Tè Bianco: Proprietà, Consigli, Rischi ed altre Informazioni Utili

Tè Bianco
Tè Bianco

Pochi lo sanno, ma oltre ai ben più celebri “cugini” del Tè Nero e del Tè Verde esiste anche il Tè Bianco!

Considerato uno degli infusi più pregiati in assoluto, il Tè Bianco viene preparato grazie ad un procedimento molto particolare che gli conferisce numerose proprietà benefiche.

Ecco dunque alcune informazioni utili su questo speciale infuso, a partire dalla sua origine, fino alle proprietà benefiche e le modalità di assunzione, senza dimenticare possibili rischi e controindicazioni.

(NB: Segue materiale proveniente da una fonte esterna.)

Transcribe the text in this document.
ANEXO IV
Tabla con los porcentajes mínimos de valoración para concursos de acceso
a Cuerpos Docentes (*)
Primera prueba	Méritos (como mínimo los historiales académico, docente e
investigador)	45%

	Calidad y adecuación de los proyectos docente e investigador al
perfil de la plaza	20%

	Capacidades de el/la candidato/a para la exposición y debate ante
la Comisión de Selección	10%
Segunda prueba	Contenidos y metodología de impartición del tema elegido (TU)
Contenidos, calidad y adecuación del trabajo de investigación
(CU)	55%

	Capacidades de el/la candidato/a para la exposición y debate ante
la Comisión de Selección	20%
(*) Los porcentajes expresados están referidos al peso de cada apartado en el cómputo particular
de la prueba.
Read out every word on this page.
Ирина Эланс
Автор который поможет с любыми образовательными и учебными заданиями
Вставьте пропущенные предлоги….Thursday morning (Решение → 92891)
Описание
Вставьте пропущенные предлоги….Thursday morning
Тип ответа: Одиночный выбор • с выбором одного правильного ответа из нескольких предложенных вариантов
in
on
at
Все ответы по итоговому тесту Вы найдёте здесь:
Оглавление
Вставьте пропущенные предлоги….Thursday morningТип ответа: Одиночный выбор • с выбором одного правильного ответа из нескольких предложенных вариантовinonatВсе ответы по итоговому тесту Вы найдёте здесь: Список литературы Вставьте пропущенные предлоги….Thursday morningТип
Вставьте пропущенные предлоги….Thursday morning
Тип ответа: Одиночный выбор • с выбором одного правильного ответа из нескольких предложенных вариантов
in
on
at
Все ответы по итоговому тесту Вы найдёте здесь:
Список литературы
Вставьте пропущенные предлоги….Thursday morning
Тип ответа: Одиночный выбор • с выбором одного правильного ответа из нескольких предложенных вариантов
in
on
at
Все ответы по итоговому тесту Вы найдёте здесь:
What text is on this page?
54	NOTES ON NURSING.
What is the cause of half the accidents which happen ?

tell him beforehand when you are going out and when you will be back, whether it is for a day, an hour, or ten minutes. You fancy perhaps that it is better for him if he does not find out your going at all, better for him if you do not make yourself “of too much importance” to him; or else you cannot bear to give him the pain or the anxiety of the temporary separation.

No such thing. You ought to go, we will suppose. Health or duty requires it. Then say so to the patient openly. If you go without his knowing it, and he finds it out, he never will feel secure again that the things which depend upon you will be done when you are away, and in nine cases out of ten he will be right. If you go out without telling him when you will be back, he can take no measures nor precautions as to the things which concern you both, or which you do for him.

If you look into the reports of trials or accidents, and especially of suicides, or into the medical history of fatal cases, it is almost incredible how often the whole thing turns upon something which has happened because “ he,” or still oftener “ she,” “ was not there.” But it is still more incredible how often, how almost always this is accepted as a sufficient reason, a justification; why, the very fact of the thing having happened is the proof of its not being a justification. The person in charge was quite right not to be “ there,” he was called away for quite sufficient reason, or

Tè Bianco: Origine e produzione

Cosa distingue dunque il Tè Bianco da quello nero o verde?

Questo particolare tipo di infuso viene prodotto quasi esclusivamente in una particolare regione della Cina – quella del Fujian – a partire dalle foglie più giovani e tenere della pianta del tè (la Camelia Sinensis).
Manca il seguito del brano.